A national and world wide discussion of the human brain with a focus on proactive lifestyle towards promotion of brain health is a great and needed thing. Dementia is a real problem and a growing concern. We have the ability to be proactive and to focus on an optimistic and positive path forward as we try to implement research-based behaviors to brain reserve. By building our own brain reserve across our lifespan we probably increase our chances of delaying the onset of neurodegenerative diseases such as Alzheimer’s.
The next step to this growing brain wave is for the governmental bodies to pass legislation that incorporates national emphasis on the brain similar to what we have done for the heart; for health care payers to include incentives for leading a brain health lifestyle that might recognize lifelong learning, brain fitness, use of pedometers, diet, and meditation as critical ingredients to brain health, and for continued innovation in the business world to apply research to the market.
What a great day to be interested in promoting your own brain health!
A recent interview on ABC News suggested that physical exercise may be the best means of preventing AD today, better than medications, intellectual activity, and supplements. Studies on mice bred to develop plaques in their brains consistent with AD were exposed to an exercise regimen or not. Those mice that exercised had 50 to 80 percent less plaque than the brains of mice that were passive. Other studies have demonstrated generation of new brain cells in animals that exercise and a relationship in humans between physical exercise and increased cognitive performance.

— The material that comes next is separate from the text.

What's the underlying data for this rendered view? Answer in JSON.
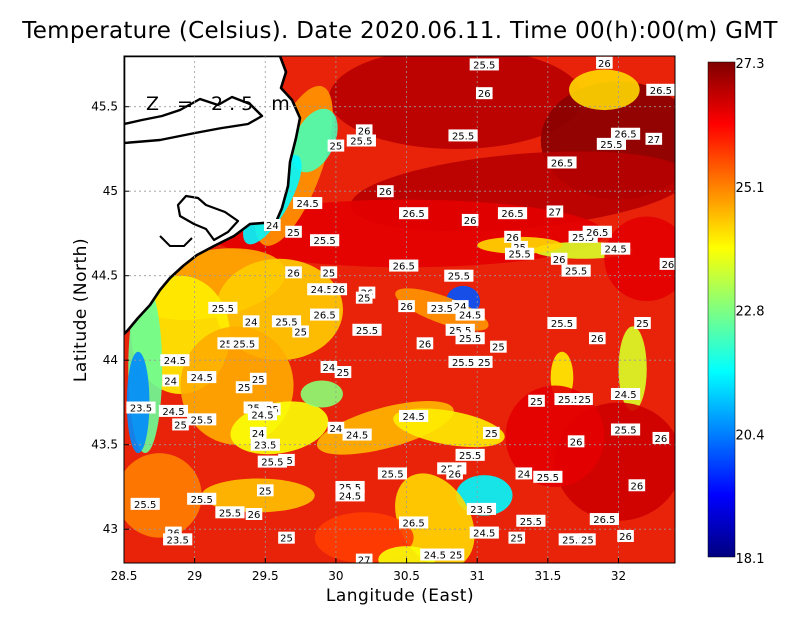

One important point is that our body does not operate in a fragmented manner. I describe the brain and body as a miraculous symphony. One system directly impacts another and both health and disease effects can be experienced as a result throughout the body. Exercise is one example of a behavior that has positive impact on multiple systems of the body including the brain. The same can be said for the other four brain health lifestyle behaviors noted above.
While I am not yet sure that any one behavior such as exercise is better than another in promoting brain health, I do champion regular exercise as a very important behavior with positive brain health effects. My view is to approach brain health from an integrated manner using the five part brain health lifestyle. This approach fits with the complex integrated reality of our bodies and brains.